The Great Beauty ★★★★★

A belíssima cidade de Roma serviu não apenas como locação, mas teve um papel de protagonista em grandes filmes, como Roma, cidade aberta(Roberto Rosselini, 1945) e A doce vida (Federico Fellini, 1960). E não é diferente com o filme de Paolo Sorrentino. Nos três filmes, o momento histórico é bem diverso: a Roma da ocupação nazista; a Roma da reestruturação no pós-guerra; e a atual Roma da era Berlusconi. No entanto, as três Romas possuem algo semelhante, que talvez não tenha mudado.Roma é uma cidade da opulência, da grandiosidade, das grandes conquistas, porém é também uma cidade da decadência, da derrota e da desumanidade.

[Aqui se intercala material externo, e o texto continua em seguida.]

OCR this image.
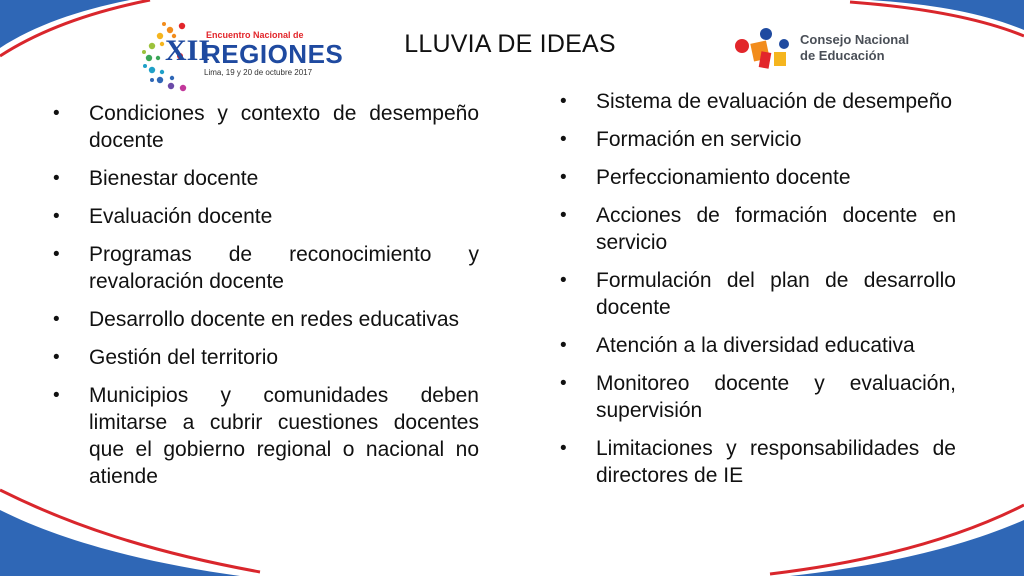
XII
Encuentro Nacional de
REGIONES
Lima, 19 y 20 de octubre 2017
LLUVIA DE IDEAS	Consejo Nacional
de Educación
• Condiciones y contexto de desempeño docente
• Bienestar docente
• Evaluación docente
• Programas de reconocimiento y revaloración docente
• Desarrollo docente en redes educativas
• Gestión del territorio
• Municipios y comunidades deben limitarse a cubrir cuestiones docentes que el gobierno regional o nacional no atiende
• Sistema de evaluación de desempeño
• Formación en servicio
• Perfeccionamiento docente
• Acciones de formación docente en servicio
• Formulación del plan de desarrollo docente
• Atención a la diversidad educativa
• Monitoreo docente y evaluación, supervisión
• Limitaciones y responsabilidades de directores de IE
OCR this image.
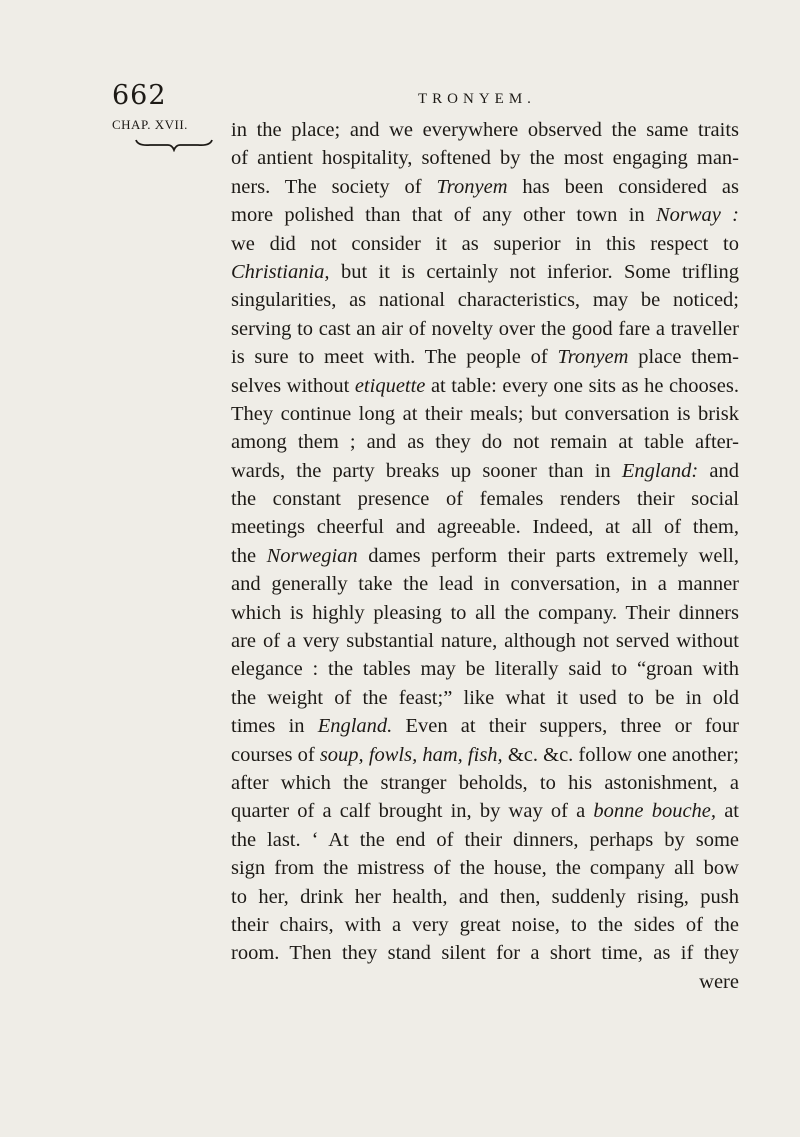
662	TRONYEM.
CHAP. XVII. in the place; and we everywhere observed the same traits
of antient hospitality, softened by the most engaging man-
ners. The society of Tronyem has been considered as
more polished than that of any other town in Norway :
we did not consider it as superior in this respect to
Christiania, but it is certainly not inferior. Some trifling
singularities, as national characteristics, may be noticed;
serving to cast an air of novelty over the good fare a traveller
is sure to meet with. The people of Tronyem place them-
selves without etiquette at table: every one sits as he chooses.
They continue long at their meals; but conversation is brisk
among them ; and as they do not remain at table after-
wards, the party breaks up sooner than in England: and
the constant presence of females renders their social
meetings cheerful and agreeable. Indeed, at all of them,
the Norwegian dames perform their parts extremely well,
and generally take the lead in conversation, in a manner
which is highly pleasing to all the company. Their dinners
are of a very substantial nature, although not served without
elegance : the tables may be literally said to “groan with
the weight of the feast;” like what it used to be in old
times in England. Even at their suppers, three or four
courses of soup, fowls, ham, fish, &c. &c. follow one another;
after which the stranger beholds, to his astonishment, a
quarter of a calf brought in, by way of a bonne bouche, at
the last. ‘ At the end of their dinners, perhaps by some
sign from the mistress of the house, the company all bow
to her, drink her health, and then, suddenly rising, push
their chairs, with a very great noise, to the sides of the
room. Then they stand silent for a short time, as if they
were
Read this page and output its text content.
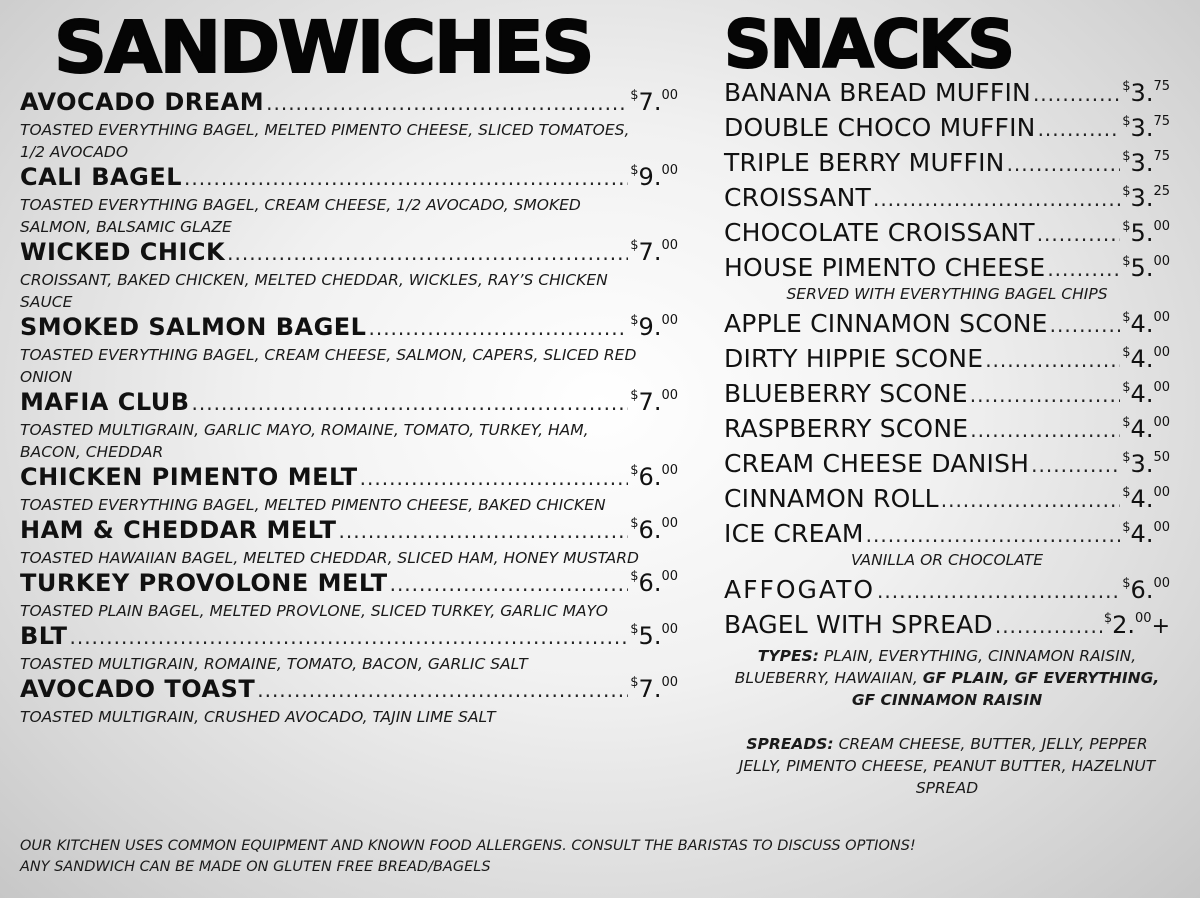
SANDWICHES SNACKS
AVOCADO DREAM .....	$7.00

TOASTED EVERYTHING BAGEL, MELTED PIMENTO CHEESE, SLICED TOMATOES, 1/2 AVOCADO

CALI BAGEL .....	$9.00

TOASTED EVERYTHING BAGEL, CREAM CHEESE, 1/2 AVOCADO, SMOKED SALMON, BALSAMIC GLAZE

WICKED CHICK .....	$7.00

CROISSANT, BAKED CHICKEN, MELTED CHEDDAR, WICKLES, RAY’S CHICKEN SAUCE

SMOKED SALMON BAGEL .....	$9.00

TOASTED EVERYTHING BAGEL, CREAM CHEESE, SALMON, CAPERS, SLICED RED ONION

MAFIA CLUB .....	$7.00

TOASTED MULTIGRAIN, GARLIC MAYO, ROMAINE, TOMATO, TURKEY, HAM, BACON, CHEDDAR

CHICKEN PIMENTO MELT .....	$6.00

TOASTED EVERYTHING BAGEL, MELTED PIMENTO CHEESE, BAKED CHICKEN

HAM & CHEDDAR MELT .....	$6.00

TOASTED HAWAIIAN BAGEL, MELTED CHEDDAR, SLICED HAM, HONEY MUSTARD

TURKEY PROVOLONE MELT .....	$6.00

TOASTED PLAIN BAGEL, MELTED PROVLONE, SLICED TURKEY, GARLIC MAYO

BLT .....	$5.00

TOASTED MULTIGRAIN, ROMAINE, TOMATO, BACON, GARLIC SALT

AVOCADO TOAST .....	$7.00

TOASTED MULTIGRAIN, CRUSHED AVOCADO, TAJIN LIME SALT

BANANA BREAD MUFFIN .....	$3.75
DOUBLE CHOCO MUFFIN .....	$3.75
TRIPLE BERRY MUFFIN .....	$3.75
CROISSANT .....	$3.25
CHOCOLATE CROISSANT .....	$5.00
HOUSE PIMENTO CHEESE .....	$5.00
SERVED WITH EVERYTHING BAGEL CHIPS
APPLE CINNAMON SCONE .....	$4.00
DIRTY HIPPIE SCONE .....	$4.00
BLUEBERRY SCONE .....	$4.00
RASPBERRY SCONE .....	$4.00
CREAM CHEESE DANISH .....	$3.50
CINNAMON ROLL .....	$4.00
ICE CREAM .....	$4.00
VANILLA OR CHOCOLATE
AFFOGATO .....	$6.00
BAGEL WITH SPREAD .....	$2.00+

TYPES: PLAIN, EVERYTHING, CINNAMON RAISIN, BLUEBERRY, HAWAIIAN, GF PLAIN, GF EVERYTHING, GF CINNAMON RAISIN

SPREADS: CREAM CHEESE, BUTTER, JELLY, PEPPER JELLY, PIMENTO CHEESE, PEANUT BUTTER, HAZELNUT SPREAD

OUR KITCHEN USES COMMON EQUIPMENT AND KNOWN FOOD ALLERGENS. CONSULT THE BARISTAS TO DISCUSS OPTIONS!
ANY SANDWICH CAN BE MADE ON GLUTEN FREE BREAD/BAGELS
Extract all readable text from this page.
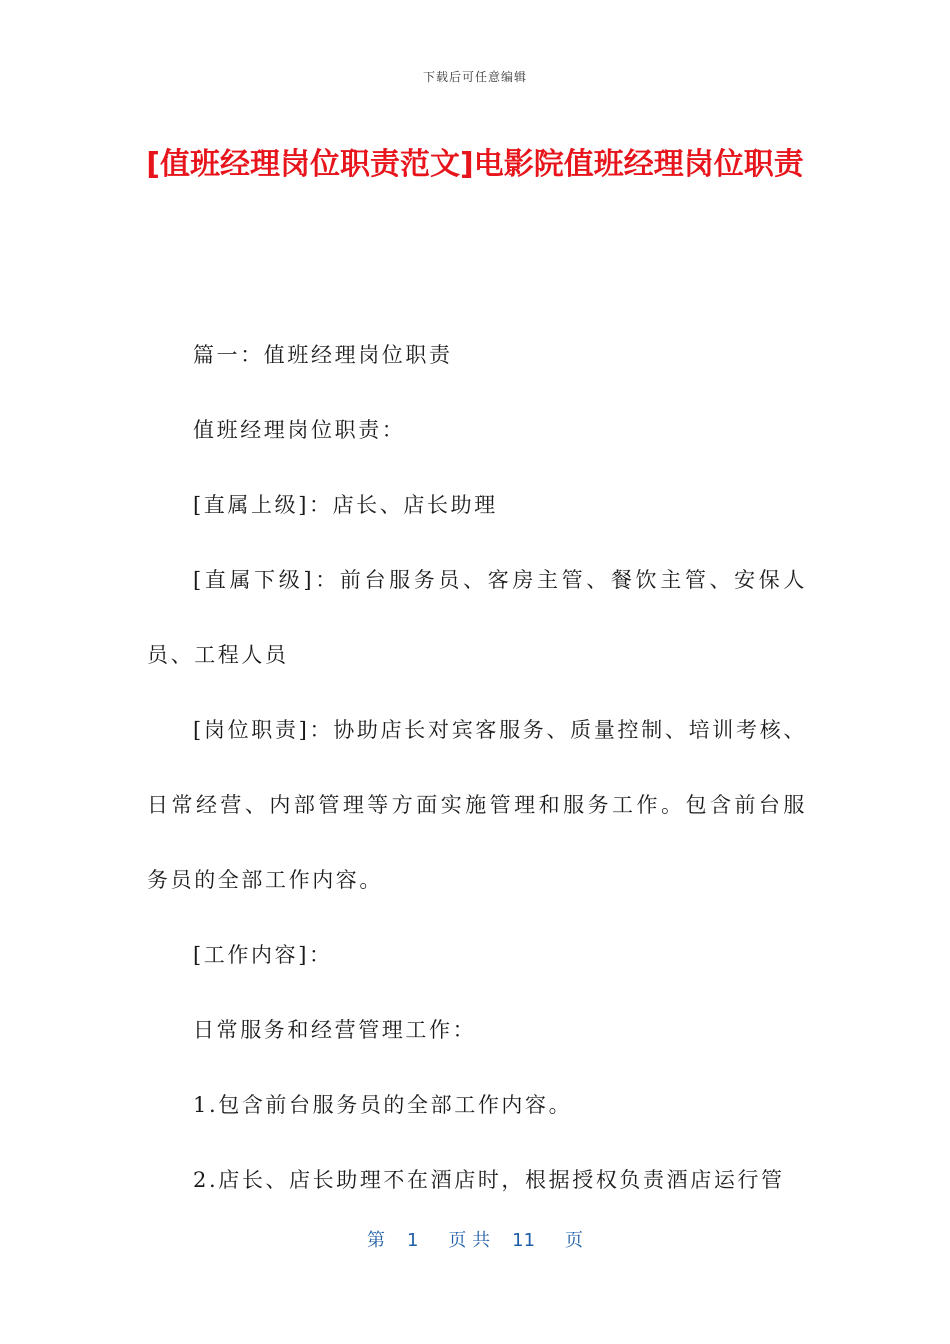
下载后可任意编辑
[值班经理岗位职责范文]电影院值班经理岗位职责

篇一：值班经理岗位职责

值班经理岗位职责：

[直属上级]：店长、店长助理

[直属下级]：前台服务员、客房主管、餐饮主管、安保人员、工程人员

[岗位职责]：协助店长对宾客服务、质量控制、培训考核、日常经营、内部管理等方面实施管理和服务工作。包含前台服务员的全部工作内容。

[工作内容]：

日常服务和经营管理工作：

1.包含前台服务员的全部工作内容。

2.店长、店长助理不在酒店时，根据授权负责酒店运行管

第 1 页 共 11 页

Com essa introdução da cidade de Roma, podemos ter uma ideia do que está em jogo no filme de Sorrentino. A cidade Romana nunca perdeu sua grande beleza, mas ao mesmo tempo pode oprimir as almas mais frágeis. Ela possui um ambiente rico em ostentação, poder, grandiloquência, e seus moradores não conseguem ficar indiferentes a isso.
Jep Gambardella (Toni Servillo), protagonista do filme, é um desses moradores de Roma. Sua morada fica numa cobertura de frente ao Coliseu, ele deita na sua rede com um copo de whisky enquanto admira uma das maiores obras da arquitetura italiana. Ele é um jornalista escritor, que escreveu uma obra amada e odiada há muito tempo atrás. Seu objetivo desde então foi observar e viver com a alta casta da sociedade romana. Ele é simultaneamente um membro e um outsider da classe A. Ele se diverte e rejeita os integrantes desse mundo “mundano”.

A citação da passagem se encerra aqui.